MICHAEL BAY : LA FIN DE L’INNOCENCE
France – 2022
Genre : Cinéma
Auteur : Robert Hospyan
Distributeur : Aardvark Editions
Date de sortie : 6 décembre 2022
LE PITCH
Réalisateur mal-aimé et souvent incompris, la tornade Michael Bay, qui met au service du cinéma d’action son esthétique reconnaissable entre mille, sème le chaos à Hollywood contre vents et marées depuis le milieu des années 1990 …
Perles à rebours
En 2014, deux américains, un youtubeur (Tony Zhou) et un bloggeur (The Bitter Script Reader) tentaient de démonter la mécanique du cinéma selon Michael Bay. Si la vidéo du premier, « What is Bayhem ? », a depuis rencontré un franc succès en ligne, l’ouvrage du second a malheureusement fait pschitt. Souhaitons donc aujourd’hui un triomphe à l’essai de Robert Hospyan publié chez Aardvark Editions, passionnante analyse de fond de la filmographie pas comme les autres du réalisateur de Bad Boys et Transformers !

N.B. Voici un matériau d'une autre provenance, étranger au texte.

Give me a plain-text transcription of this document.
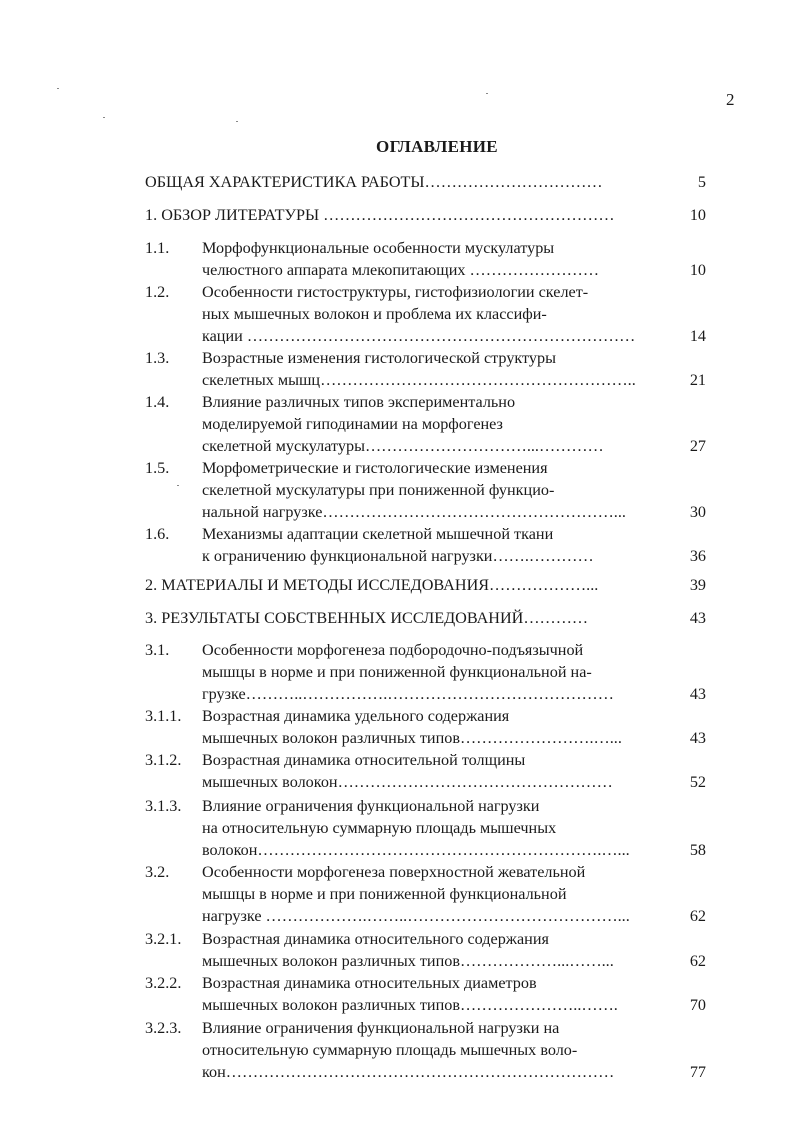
2
ОГЛАВЛЕНИЕ
ОБЩАЯ ХАРАКТЕРИСТИКА РАБОТЫ……………………………	5
1. ОБЗОР ЛИТЕРАТУРЫ ………………………………………………	10
1.1. Морфофункциональные особенности мускулатуры
челюстного аппарата млекопитающих ……………………	10
1.2. Особенности гистоструктуры, гистофизиологии скелет-
ных мышечных волокон и проблема их классифи-
кации ………………………………………………………………	14
1.3. Возрастные изменения гистологической структуры
скелетных мышц…………………………………………………..	21
1.4. Влияние различных типов экспериментально
моделируемой гиподинамии на морфогенез
скелетной мускулатуры…………………………...…………	27
1.5. Морфометрические и гистологические изменения
скелетной мускулатуры при пониженной функцио-
нальной нагрузке………………………………………………...	30
1.6. Механизмы адаптации скелетной мышечной ткани
к ограничению функциональной нагрузки…….…………	36
2. МАТЕРИАЛЫ И МЕТОДЫ ИССЛЕДОВАНИЯ………………...	39
3. РЕЗУЛЬТАТЫ СОБСТВЕННЫХ ИССЛЕДОВАНИЙ…………	43
3.1. Особенности морфогенеза подбородочно-подъязычной
мышцы в норме и при пониженной функциональной на-
грузке………..…………….……………………………………	43
3.1.1. Возрастная динамика удельного содержания
мышечных волокон различных типов…………………….…...	43
3.1.2. Возрастная динамика относительной толщины
мышечных волокон……………………………………………	52
3.1.3. Влияние ограничения функциональной нагрузки
на относительную суммарную площадь мышечных
волокон……………………………………………………….…...	58
3.2. Особенности морфогенеза поверхностной жевательной
мышцы в норме и при пониженной функциональной
нагрузке ……………….……..…………………………………...	62
3.2.1. Возрастная динамика относительного содержания
мышечных волокон различных типов………………...……...	62
3.2.2. Возрастная динамика относительных диаметров
мышечных волокон различных типов…………………..…….	70
3.2.3. Влияние ограничения функциональной нагрузки на
относительную суммарную площадь мышечных воло-
кон………………………………………………………………	77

Lorsque le nom de Michael Bay fait son apparition, une question refait surface au même moment : alors, auteur ou pas auteur ? Scénariste, acteur, réalisateur d’une poignée de courts-métrages mais aussi rédacteur à ses heures perdues pour Rockyrama et le site FilmDeCulte.com, Robert Hospyan met – assez brillamment – un terme au débat dès les premières pages de cet essai ambitieux. Oui, Michael Bay a bel et un bien un propos, une vision du monde et ses images et son découpage font sens. Dans son introduction, Hospyan compile certaines des critiques les plus souvent formulées à l’encontre du cinéaste et les retourne comme une crêpe. Bay est bel et bien un publicitaire et il est là pour nous vendre quelque chose de la manière la plus agressive et exagérée qu’il soit. Mais il y a erreur sur le produit et l’intention derrière l’acte : le cinéaste veut divertir au sens le plus noble du terme et redonner au public ce qu’il a ressenti devant les films qui ont forgé sa sensibilité artistique (West Side Story, Star Wars). En usant de citations et d’entretiens avec le cinéaste, Robert Hospyan démontre que Bay ne fait pas de différence entre « vendre » et « partager » et que sa vision, basée sur un ressenti primaire, enfantin à plus d’un titre, puéril même, ne trouve d’écrin que dans un style baroque, énorme, disproportionné et à la limite du cinéma expérimental. À ce titre, le regard que porte Hospyan sur le sens du cadre et de l’image à impact maximum du cinéaste est plus que pertinent et son analyse très précise de l’ouverture de The Rock vaut son pesant de cacahuètes.
Ne tirez pas sur l’ambulance
En titrant son ouvrage « La fin de l’innocence », Hospyan dégage une thématique majeure de l’oeuvre de Michael Bay : le passage à l’âge adulte. Enfant adopté, Bay cultive d’un film à l’autre un regard très ambivalent vis à vis des mentors, des pères et des figures d’autorité. Chez le cinéaste, on devient un homme de plusieurs façons et les attributs esthétiques de la virilité (un corps d’Apollon, une belle voiture, une belle nana) ne suffisent pas. Il faut tuer, trahir, éliminer le double maléfique ou le mâle toxique et retrouver le sens des valeurs les plus nobles (la famille, l’amour, le devoir, le sacrifice). l’image du soldat déploie tout un imaginaire qui va bien au-delà des procès en patriotisme régulièrement prononcés à l’encontre de Michael Bay. De Bad Boys à Ambulance, le cinéaste a évolué et sa vision du monde aussi mais pas son besoin viscéral de créer de la grande image, la plus épique qui soit, de ne jamais perdre de vue le mouvement.
Hospyan passe également en revue les publicités, les techniques de casting et illustre ses propos avec des extraits d’entretiens, de commentaires audio et de captures d’écran de plans significatifs. Sans être renversant, son style reste précis et évite les phrases à rallonge qui ne veulent rien dire. Il y a de la sincérité dans l’amour que l’auteur porte à Michael Bay mais aussi de la lucidité. On regrettera simplement le petit format et une mise en page trop sage mais l’essentiel est bel et bien là : Michael Bay – La fin de l’innocence donne une furieuse envie de revoir les films d’un artiste certes complètement fou mais loin d’être aussi con qu’on aurait pu le croire.